Holy Trinity has thus ended up with an unusual fusion of architectural styles – a Victorian façade, but with a classical interior, ordered for Anglo-Catholic worship.

Nikolaus Pevsner said, of Blomfield's 1887 rebuild:

"He turned the old plain building with its low-pitched nave, tall, steep-pitched aisles, and apsidal chancel into a rather crude and simplified version of a Lombard basilica."

— Nikolaus B. L. Pevsner and David W. Lloyd, Hampshire and the Isle of Wight (1967)

In 1889, Blomfield added the striking campanile (free-standing bell tower) to the North West of the church. This tower has been an iconic feature of the Gosport skyline ever since and can be seen from Portsmouth Harbour - a navigational landmark for generations of naval captains.

Holy Trinity (circa 1925) showing the iron screen in its East position as installed by Blomfield. It was relocated to the West door in 1965, where it remains today.

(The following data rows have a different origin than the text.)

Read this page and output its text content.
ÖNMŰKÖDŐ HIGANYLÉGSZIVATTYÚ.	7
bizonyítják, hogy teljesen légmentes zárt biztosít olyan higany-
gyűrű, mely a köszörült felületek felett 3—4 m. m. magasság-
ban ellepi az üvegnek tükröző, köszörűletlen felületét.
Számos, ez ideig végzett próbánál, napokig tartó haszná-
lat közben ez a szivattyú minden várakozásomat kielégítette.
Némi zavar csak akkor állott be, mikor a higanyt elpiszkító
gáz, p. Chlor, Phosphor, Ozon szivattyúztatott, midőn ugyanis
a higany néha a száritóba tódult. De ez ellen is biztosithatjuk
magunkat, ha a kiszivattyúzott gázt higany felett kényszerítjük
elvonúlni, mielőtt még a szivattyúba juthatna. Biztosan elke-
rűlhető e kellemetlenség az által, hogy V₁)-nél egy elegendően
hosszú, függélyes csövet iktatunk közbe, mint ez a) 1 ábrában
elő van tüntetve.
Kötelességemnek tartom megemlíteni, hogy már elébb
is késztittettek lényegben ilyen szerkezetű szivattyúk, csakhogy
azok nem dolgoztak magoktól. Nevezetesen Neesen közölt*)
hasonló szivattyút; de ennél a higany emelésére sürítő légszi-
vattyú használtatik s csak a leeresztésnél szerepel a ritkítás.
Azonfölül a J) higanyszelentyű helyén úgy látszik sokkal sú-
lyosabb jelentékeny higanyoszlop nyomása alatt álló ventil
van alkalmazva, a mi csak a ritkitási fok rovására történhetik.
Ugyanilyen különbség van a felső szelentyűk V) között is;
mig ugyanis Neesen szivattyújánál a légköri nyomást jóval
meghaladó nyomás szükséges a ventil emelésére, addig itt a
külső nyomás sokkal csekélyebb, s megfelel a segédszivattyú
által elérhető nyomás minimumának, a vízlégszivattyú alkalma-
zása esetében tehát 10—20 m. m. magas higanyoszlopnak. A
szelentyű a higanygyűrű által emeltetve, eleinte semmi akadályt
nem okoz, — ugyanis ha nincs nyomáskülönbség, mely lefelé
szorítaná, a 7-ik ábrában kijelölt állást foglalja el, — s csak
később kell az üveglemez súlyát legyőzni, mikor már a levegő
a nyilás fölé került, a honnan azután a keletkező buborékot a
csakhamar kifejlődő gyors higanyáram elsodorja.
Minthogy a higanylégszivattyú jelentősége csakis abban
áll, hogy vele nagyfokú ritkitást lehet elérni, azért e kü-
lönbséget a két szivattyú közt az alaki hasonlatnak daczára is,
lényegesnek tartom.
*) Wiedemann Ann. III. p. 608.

Deepening Anglo-Catholicism

The church's Anglo-Catholicism was further developed under the ministry of Fr Henry Woolsey (1912–1926) who had previously been, for 17 years, a master at Hurstpierpoint College, a school of the Woodard Corporation - a group of schools founded to inculcate Catholic Anglican belief and practice in the Victorian middle classes. Although Holy Trinity had had high church leanings for 50 years by this point and celebrated weekly Communion, Matins had remained the main Sunday service. Woolsey replaced this with a Sung Mass and instituted a structure of daily Matins, Mass, and Evensong, as well as popularising the practice of Confession. The use of incense was begun on Christmas Day 1913 and has never ceased. Woolsey also founded and edited a monthly parish magazine as a means of spreading Anglo-Catholic teaching throughout the parish. His wish to introduce the reserved sacrament – a highly controversial act in late Victorian Anglicanism – was not realised until after his death.

Woolsey was succeeded by a line of similarly-devoted priests who faithfully served the parish, often for unusually long stints. The final significant reordering took place in the early twenty-first century when Fr Ian Booth installed a fourth altar (in addition to the high altar and those in the Jesus and Lady chapels) in the centre of the nave with the seating rearranged as a circle around it. From then on Mass has been routinely celebrated ‘in the round’.

Holy Trinity has always, however, stood in the moderate strand of the Anglo-Catholic movement: notwithstanding the use of external elements such as vestments, bells, and lights in worship, the liturgy itself remains strictly in accordance with the canonical norms of the Church of England. Although between 1993 and 2014 the parish invoked both resolutions against accepting the ordination of women, the church has never been affiliated to the traditionalist Society of the Holy Cross or Forward in Faith, nor to the liberal Society of Catholic Priests or Affirming Catholicism. As of 2020, Holy Trinity has accepted the ministry of women.